Tuesday, January 20, 2026

Some thoughts on Yang 2025

General thoughts: I’m definitely interested in what we can learn about humans from neural models—especially acquisition—so I really appreciate the goal of this paper. I especially appreciate the creation of a test set that better aligns with classic poverty-of-the-stimulus (PoS) phenomena. Even if my main takeaway ended up being “this is a great test set—thanks for making it!”, I think the paper raises some interesting questions about what we should count as success when we evaluate neural learners as models of child language acquisition.

1. But first, a small quibble about the characterization of prior Bayesian work

The paper describes earlier Bayesian modeling work along the lines of “Bayesian models succeed only in idealized hypothesis spaces” and “Bayesian models reproduce this behavior under idealized assumptions.”

I get the intended contrast here, but I don’t think that’s quite fair. The hypothesis spaces in this work were often large—the key point was that they were constrained along particular dimensions. But importantly, they were sometimes less constrained than existing generative accounts about what the learner’s hypothesis space must look like. So yes, there are assumptions. But the assumptions weren’t necessarily more “idealized” than the alternatives, and if anything, they seem less so to me.

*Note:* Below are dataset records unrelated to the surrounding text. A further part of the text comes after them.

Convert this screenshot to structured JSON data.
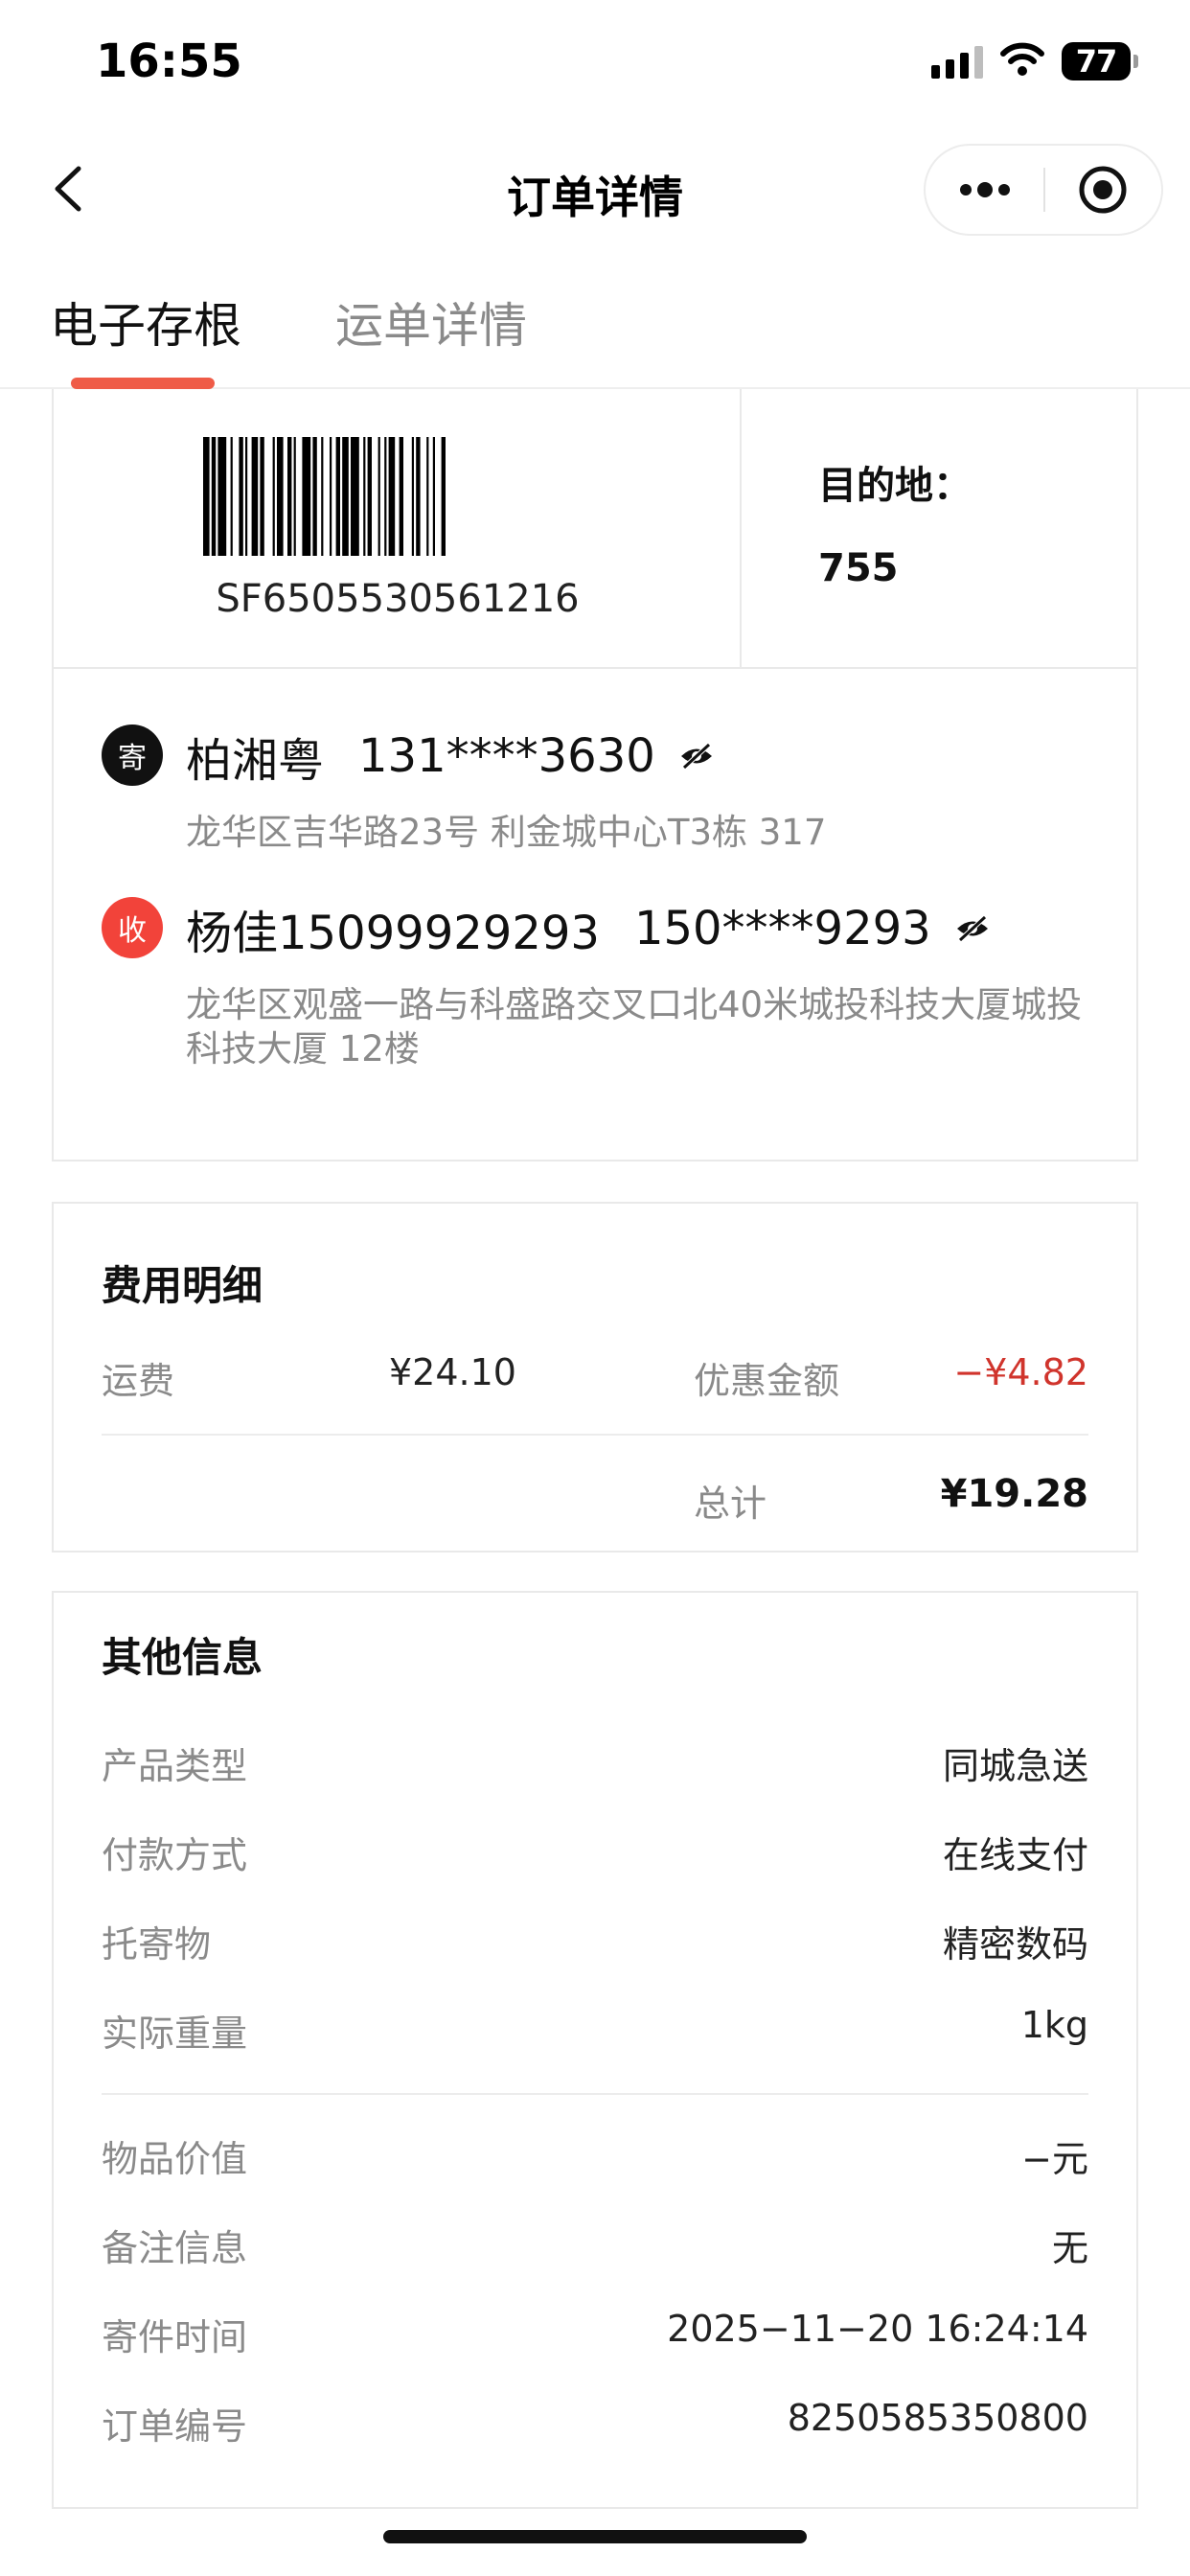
{
  "status_bar": {
    "time": "16:55",
    "battery": "77"
  },
  "nav": {
    "title": "订单详情"
  },
  "tabs": [
    {
      "label": "电子存根",
      "active": true
    },
    {
      "label": "运单详情",
      "active": false
    }
  ],
  "shipment": {
    "waybill_no": "SF6505530561216",
    "destination_label": "目的地：",
    "destination_code": "755"
  },
  "sender": {
    "badge": "寄",
    "name": "柏湘粤",
    "phone": "131****3630",
    "address": "龙华区吉华路23号 利金城中心T3栋 317"
  },
  "receiver": {
    "badge": "收",
    "name": "杨佳15099929293",
    "phone": "150****9293",
    "address": "龙华区观盛一路与科盛路交叉口北40米城投科技大厦城投科技大厦 12楼"
  },
  "fee": {
    "title": "费用明细",
    "freight_label": "运费",
    "freight_value": "¥24.10",
    "discount_label": "优惠金额",
    "discount_value": "−¥4.82",
    "total_label": "总计",
    "total_value": "¥19.28"
  },
  "other": {
    "title": "其他信息",
    "rows": [
      {
        "key": "产品类型",
        "value": "同城急送"
      },
      {
        "key": "付款方式",
        "value": "在线支付"
      },
      {
        "key": "托寄物",
        "value": "精密数码"
      },
      {
        "key": "实际重量",
        "value": "1kg"
      },
      {
        "key": "物品价值",
        "value": "−元"
      },
      {
        "key": "备注信息",
        "value": "无"
      },
      {
        "key": "寄件时间",
        "value": "2025−11−20 16:24:14"
      },
      {
        "key": "订单编号",
        "value": "8250585350800"
      }
    ]
  },
  "colors": {
    "accent": "#ef5b47",
    "discount": "#d0342c",
    "receiver_badge": "#f2433a",
    "muted_text": "#8a8a8a"
  }
}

2. Implications of the current results: what does “above chance” buy us?

The results I keep coming back to are in Table 4: models trained on developmentally realistic input (BABY / BABY-F) show above-chance performance for nearly all phenomena.

One possible (optimistic) interpretation is: GPT-2 has what it takes, mechanistically. That is, given psychologically-plausible child input, the learning mechanism can leverage it to generate the target qualitative pattern (at least “better than chance” across the board).

But I’m still trying to figure out what we should take away from that. “Above chance” is encouraging, but it’s also a low bar: it could reflect partial structural sensitivity, shallow heuristics that happen to correlate with the right answer, or unstable learning that doesn’t match the robustness of child generalization. Without a clear linking story between model outputs and child behavior, it’s hard to know what kind of evidence “above chance” really provides in the PoS debate. Maybe it’s good enough? (Or maybe not.)

3. Hierarchical bias via pre-pretraining: recursion bootcamp helps… and hurts?

One manipulation I found especially interesting: following Hu et al. (2025), the authors pre-pretrain GPT2-mini on a shuffled k-Dyck language for 2K steps (basically a short bootcamp in recursion and nested structure, with balanced parentheses) before training on BABY-F. The idea is to provide a cognitively-plausible hierarchical inductive bias.

What happens? There’s modest improvement for Anaphoric one (and some improvement for Wanna, though less reliably), but performance declines for Islands, Binding, and Question Formation.

At first glance, this feels surprising. If those three are “structural” phenomena, why would giving the model a hierarchical head start make it worse?

One way to interpret this is not “the model wasn’t using hierarchy for those phenomena,” but instead: a generic recursion bias is the wrong kind of hierarchy for these cases. Dyck-style nesting might encourage chunking and bracket-matching-like strategies, which could help with something like anaphoric one (constituent-like substitution), but distort the cues needed for islands/binding/question formation, which rely on more specific structural constraints (locality, c-command, movement dependencies).

This made me wonder: maybe children’s structural biases are less specific, or less strongly enforced, than what this Dyck pretraining induces—so they don’t “overfit” to the wrong kind of hierarchical representation.